Self-consistent Monte Carlo simulations of proton acceleration in coronal shocks: Effect of anisotropic pitch-angle scattering of particles

TL;DR

This study introduces a new Monte Carlo simulation code for proton acceleration in coronal shocks that accounts for anisotropic pitch-angle scattering, revealing differences from previous models and implications for relativistic particle production.

Contribution

The paper presents a novel Monte Carlo code that incorporates full quasi-linear resonance conditions, allowing for anisotropic scattering in DSA simulations of coronal shocks.

Findings

Anisotropic scattering results in less efficient particle acceleration.

Simulation distributions differ significantly from steady-state theory.

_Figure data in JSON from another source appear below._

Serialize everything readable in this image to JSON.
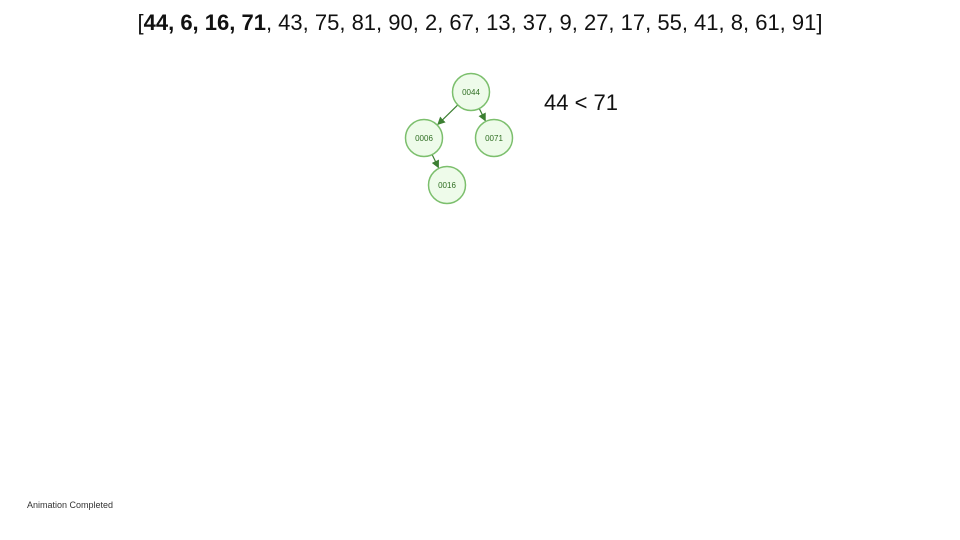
{
  "array": {
    "open_bracket": "[",
    "close_bracket": "]",
    "separator": ", ",
    "values": [
      44,
      6,
      16,
      71,
      43,
      75,
      81,
      90,
      2,
      67,
      13,
      37,
      9,
      27,
      17,
      55,
      41,
      8,
      61,
      91
    ],
    "bold_count": 4
  },
  "comparison": {
    "text": "44 < 71"
  },
  "status": {
    "text": "Animation Completed"
  },
  "tree": {
    "nodes": [
      {
        "id": "n44",
        "label": "0044"
      },
      {
        "id": "n06",
        "label": "0006"
      },
      {
        "id": "n71",
        "label": "0071"
      },
      {
        "id": "n16",
        "label": "0016"
      }
    ],
    "edges": [
      {
        "from": "n44",
        "to": "n06"
      },
      {
        "from": "n44",
        "to": "n71"
      },
      {
        "from": "n06",
        "to": "n16"
      }
    ]
  },
  "colors": {
    "node_fill": "#eefbea",
    "node_stroke": "#7cbf6d",
    "node_text": "#2f6e22",
    "edge": "#3c7f32"
  }
}
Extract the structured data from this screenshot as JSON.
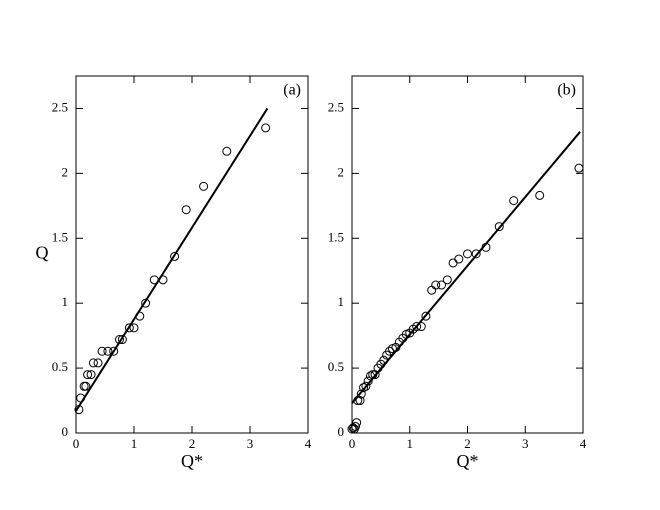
{
  "chart_data": [
    {
      "type": "scatter",
      "panel_label": "(a)",
      "ylabel": "Q",
      "xlabel": "Q*",
      "xlim": [
        0,
        4
      ],
      "xticks": [
        0,
        1,
        2,
        3,
        4
      ],
      "ylim": [
        0,
        2.75
      ],
      "yticks": [
        0,
        0.5,
        1,
        1.5,
        2,
        2.5
      ],
      "points": {
        "x": [
          0.05,
          0.08,
          0.14,
          0.17,
          0.2,
          0.26,
          0.3,
          0.38,
          0.45,
          0.55,
          0.65,
          0.75,
          0.8,
          0.92,
          1.0,
          1.1,
          1.2,
          1.35,
          1.5,
          1.7,
          1.9,
          2.2,
          2.6,
          3.27
        ],
        "y": [
          0.18,
          0.27,
          0.36,
          0.36,
          0.45,
          0.45,
          0.54,
          0.54,
          0.63,
          0.63,
          0.63,
          0.72,
          0.72,
          0.81,
          0.81,
          0.9,
          1.0,
          1.18,
          1.18,
          1.36,
          1.72,
          1.9,
          2.17,
          2.35
        ]
      },
      "fit": {
        "x": [
          0,
          3.3
        ],
        "y": [
          0.17,
          2.5
        ]
      }
    },
    {
      "type": "scatter",
      "panel_label": "(b)",
      "xlabel": "Q*",
      "xlim": [
        0,
        4
      ],
      "xticks": [
        0,
        1,
        2,
        3,
        4
      ],
      "ylim": [
        0,
        2.75
      ],
      "yticks": [
        0,
        0.5,
        1,
        1.5,
        2,
        2.5
      ],
      "points": {
        "x": [
          0.0,
          0.02,
          0.04,
          0.06,
          0.08,
          0.1,
          0.14,
          0.16,
          0.2,
          0.24,
          0.28,
          0.32,
          0.36,
          0.4,
          0.45,
          0.5,
          0.55,
          0.6,
          0.65,
          0.7,
          0.76,
          0.82,
          0.88,
          0.94,
          1.0,
          1.06,
          1.12,
          1.2,
          1.28,
          1.38,
          1.45,
          1.55,
          1.65,
          1.75,
          1.85,
          2.0,
          2.15,
          2.32,
          2.55,
          2.8,
          3.25,
          3.93
        ],
        "y": [
          0.03,
          0.04,
          0.03,
          0.05,
          0.08,
          0.25,
          0.25,
          0.3,
          0.35,
          0.36,
          0.4,
          0.44,
          0.45,
          0.45,
          0.5,
          0.53,
          0.56,
          0.6,
          0.63,
          0.65,
          0.66,
          0.7,
          0.73,
          0.76,
          0.77,
          0.8,
          0.82,
          0.82,
          0.9,
          1.1,
          1.14,
          1.14,
          1.18,
          1.31,
          1.34,
          1.38,
          1.38,
          1.43,
          1.59,
          1.79,
          1.83,
          2.04
        ]
      },
      "fit": {
        "x": [
          0,
          3.95
        ],
        "y": [
          0.23,
          2.32
        ]
      }
    }
  ]
}
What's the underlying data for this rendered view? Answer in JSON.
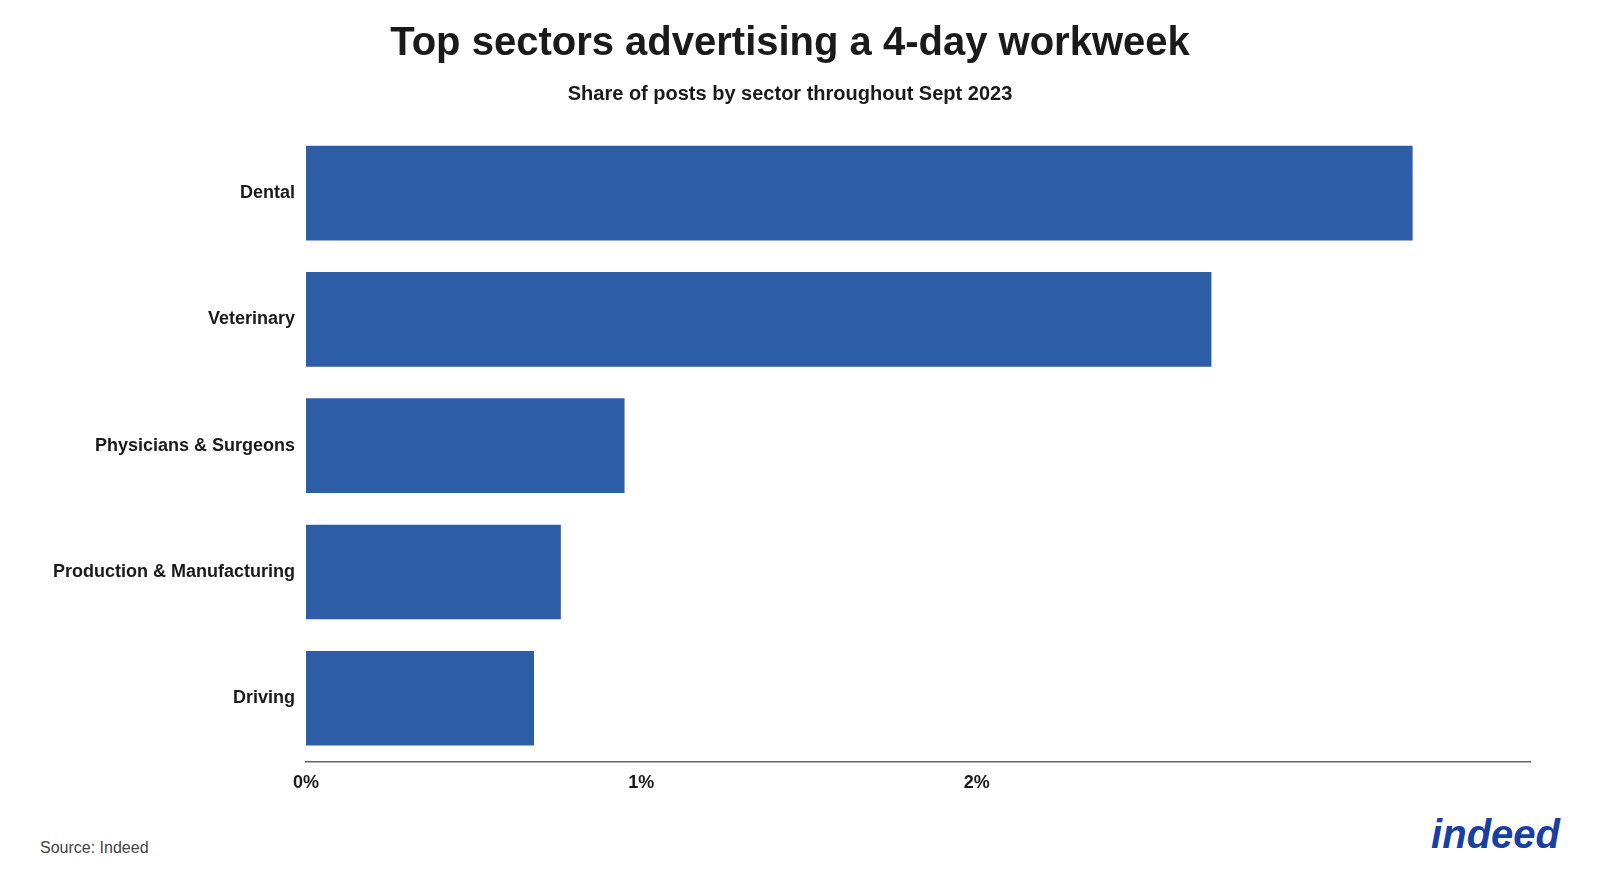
{
  "chart_data": {
    "type": "bar",
    "orientation": "horizontal",
    "title": "Top sectors advertising a 4-day workweek",
    "subtitle": "Share of posts by sector throughout Sept 2023",
    "categories": [
      "Driving",
      "Production & Manufacturing",
      "Physicians & Surgeons",
      "Veterinary",
      "Dental"
    ],
    "values": [
      0.68,
      0.76,
      0.95,
      2.7,
      3.3
    ],
    "color": "#2d5da6",
    "xlim": [
      0,
      3.65
    ],
    "xticks": [
      {
        "value": 0,
        "label": "0%"
      },
      {
        "value": 1,
        "label": "1%"
      },
      {
        "value": 2,
        "label": "2%"
      }
    ],
    "grid": false,
    "annotations": [
      {
        "text": "Source: Indeed"
      },
      {
        "text": "indeed",
        "color": "#1a3fa0"
      }
    ]
  }
}
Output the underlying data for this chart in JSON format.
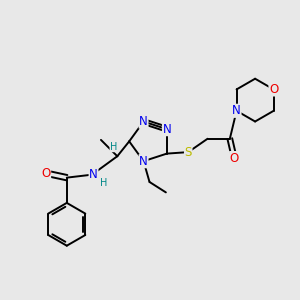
{
  "bg_color": "#e8e8e8",
  "atom_colors": {
    "C": "#000000",
    "N": "#0000ee",
    "O": "#ee0000",
    "S": "#bbbb00",
    "H": "#008888"
  },
  "bond_color": "#000000",
  "figsize": [
    3.0,
    3.0
  ],
  "dpi": 100,
  "xlim": [
    0,
    10
  ],
  "ylim": [
    0,
    10
  ],
  "lw": 1.4,
  "fs": 8.5
}
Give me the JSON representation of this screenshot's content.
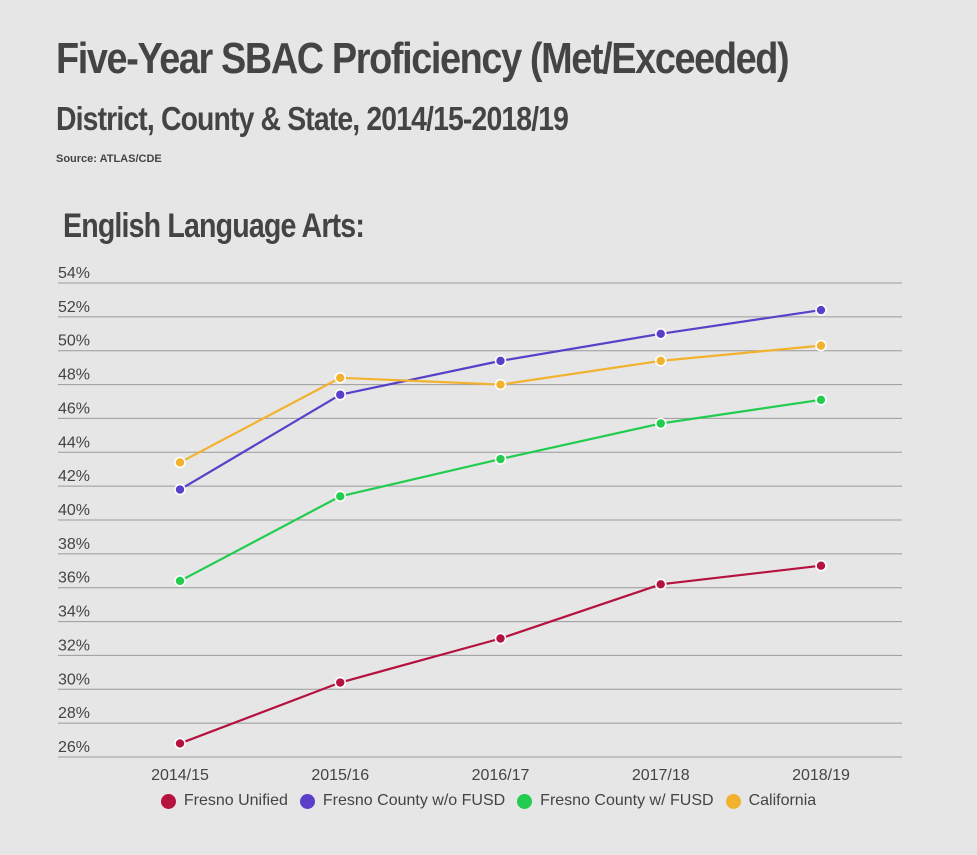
{
  "header": {
    "title": "Five-Year SBAC Proficiency (Met/Exceeded)",
    "subtitle": "District, County & State, 2014/15-2018/19",
    "source": "Source: ATLAS/CDE",
    "section": "English Language Arts:"
  },
  "chart_data": {
    "type": "line",
    "title": "Five-Year SBAC Proficiency (Met/Exceeded)",
    "subtitle": "District, County & State, 2014/15-2018/19",
    "section": "English Language Arts:",
    "categories": [
      "2014/15",
      "2015/16",
      "2016/17",
      "2017/18",
      "2018/19"
    ],
    "y_ticks": [
      "54%",
      "52%",
      "50%",
      "48%",
      "46%",
      "44%",
      "42%",
      "40%",
      "38%",
      "36%",
      "34%",
      "32%",
      "30%",
      "28%",
      "26%"
    ],
    "ylim": [
      26,
      54
    ],
    "y_unit": "%",
    "grid": true,
    "legend_position": "bottom",
    "series": [
      {
        "name": "Fresno Unified",
        "color": "#b5123f",
        "values": [
          26.8,
          30.4,
          33.0,
          36.2,
          37.3
        ]
      },
      {
        "name": "Fresno County w/o FUSD",
        "color": "#5a3fc9",
        "values": [
          41.8,
          47.4,
          49.4,
          51.0,
          52.4
        ]
      },
      {
        "name": "Fresno County w/ FUSD",
        "color": "#22cc4f",
        "values": [
          36.4,
          41.4,
          43.6,
          45.7,
          47.1
        ]
      },
      {
        "name": "California",
        "color": "#f2b22e",
        "values": [
          43.4,
          48.4,
          48.0,
          49.4,
          50.3
        ]
      }
    ]
  }
}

Mean free path increases with energy, contrary to theoretical predictions.

Abstract

Context. Solar energetic particles observed in association with coronal mass ejections (CMEs) are produced by the CME-driven shock waves. The acceleration of particles is considered to be due to diffusive shock acceleration (DSA). Aims. We aim at a better understanding of DSA in the case of quasi-parallel shocks, in which self-generated turbulence in the shock vicinity plays a key role. Methods. We have developed and applied a new Monte Carlo simulation code for acceleration of protons in parallel coronal shocks. The code performs a self-consistent calculation of resonant interactions of particles with Alfv\'en waves based on the quasi-linear theory. In contrast to the existing Monte Carlo codes of DSA, the new code features the full quasi-linear resonance condition of particle pitch-angle scattering. This allows us to take anisotropy of particle pitch-angle scattering into account, while the older codes implement an approximate resonance condition leading to isotropic scattering.We performed simulations with the new code and with an old code, applying the same initial and boundary conditions, and have compared the results provided by both codes with each other, and with the predictions of the steady-state theory. Results. We have found that anisotropic pitch-angle scattering leads to less efficient acceleration of particles than isotropic. However, extrapolations to particle injection rates higher than those we were able to use suggest the capability of DSA to produce relativistic particles. The particle and wave distributions in the foreshock as well as their time evolution, provided by our new simulation code, are significantly different from the previous results and from the steady-state theory. Specifically, the mean free path in the simulations with the new code is increasing with energy, in contrast to the theoretical result.